All of this might seem a bit ridiculous. That's because it is, and thus it was a great case for me to run at a recent debate tournament. Because arguments are only fun when you take up an outrageous position that's impossible to rationally defend. On the other hand, it's easy to defend Puerto Rico, the board game that inspired this quote. Yet another award-winning German strategy game, Puerto Rico involves the initial settlement of the area around San Juan, which is already booming thanks to the constant party occuring there. Each turn, every player is given the opportunity to take on an important role in the developing community, including such fine positions as the mayor, the (pirate) captain and the prospector, who is otherwise known as the bank robber. These jobs each offer a certain advantage as the players attempt to produce goods and ship them back to the old world. As you might be able to guess by now, coffee is the most valuable of these resources, and hence cemented its reputation as black gold. Corn, understandably enough, is the least valuable, and really worth little more than its own pun value (which is rather corny at that.)

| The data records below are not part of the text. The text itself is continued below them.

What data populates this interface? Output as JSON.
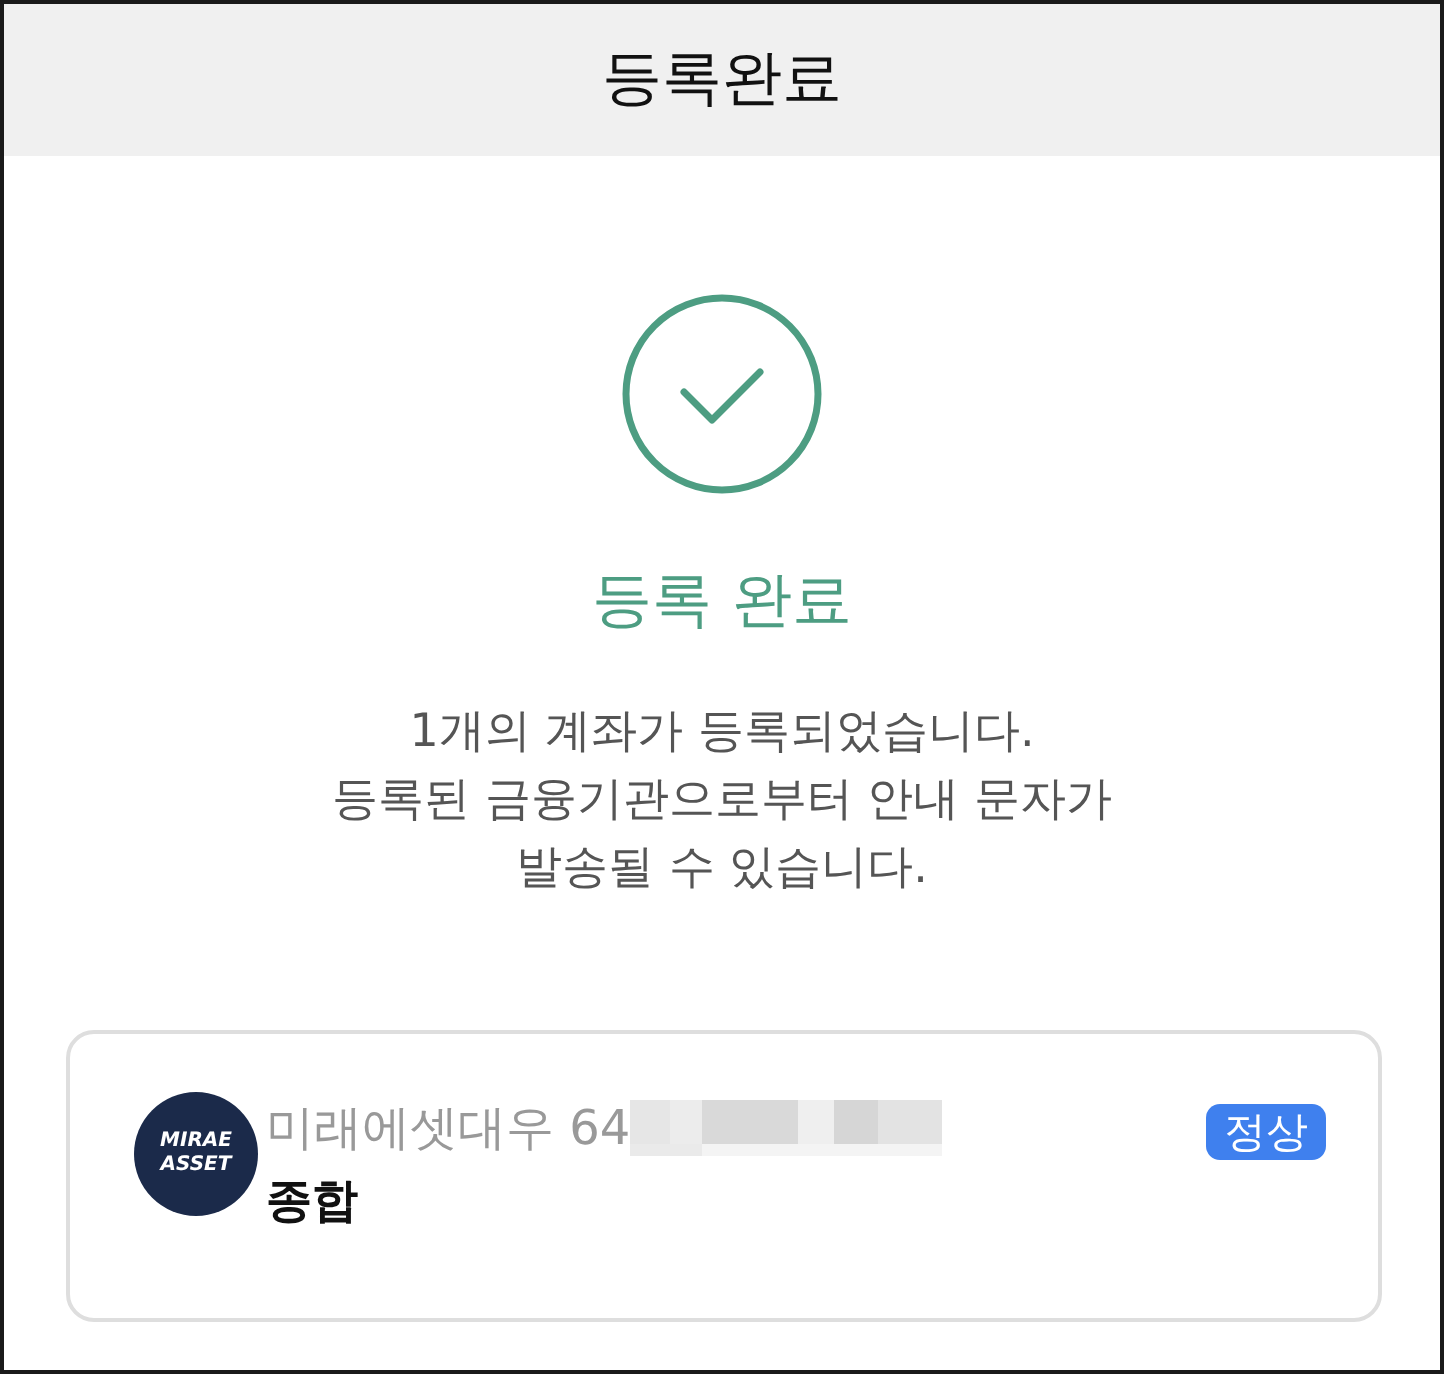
{
  "header": {
    "title": "등록완료"
  },
  "result": {
    "completed": true,
    "heading": "등록 완료",
    "message_lines": [
      "1개의 계좌가 등록되었습니다.",
      "등록된 금융기관으로부터 안내 문자가",
      "발송될 수 있습니다."
    ]
  },
  "accounts": [
    {
      "logo_lines": [
        "MIRAE",
        "ASSET"
      ],
      "institution": "미래에셋대우 64",
      "number_masked": true,
      "type": "종합",
      "status": "정상"
    }
  ]
}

One of the many great things about Puerto Rico is that the ship captains are apparently jerks. They only allow a single type of good to be loaded on any given ship. So a single barrel of coffee on an otherwise empty vessel will prevent anyone from loading any amount of sugar onboard. Apparently, coffee and sugar don't mix. Furthermore, if the player in question doesn't have a warehouse, these captains will gleefully dump said sugar overboard. Just because they can. Ships occupied by lonely barrels of coffee or tobacco have quickly been labelled as vice ships, and it was this nickname from a great board game that inspired this week's quote.
Of course, taking a stand against coffee is both difficult and dangerous. My opening rant might already have angered some of the mighty coffee barons dwelling in South America, and their wrath can be black indeed. Unlike their names, which I can only assume are awesome. I featured several coffee barons in my Deep Space campaign, most of whom had names like Senor Nabob, Maxwell House, Latte, Espressor and Cappuchino. The biggest enforcer working for these barons was called the Percolator. He was a particularly strong brew. So if I disappear within the next few weeks, you'll know that I've been percolated. Which isn't nearly as fun as Puerto Rico.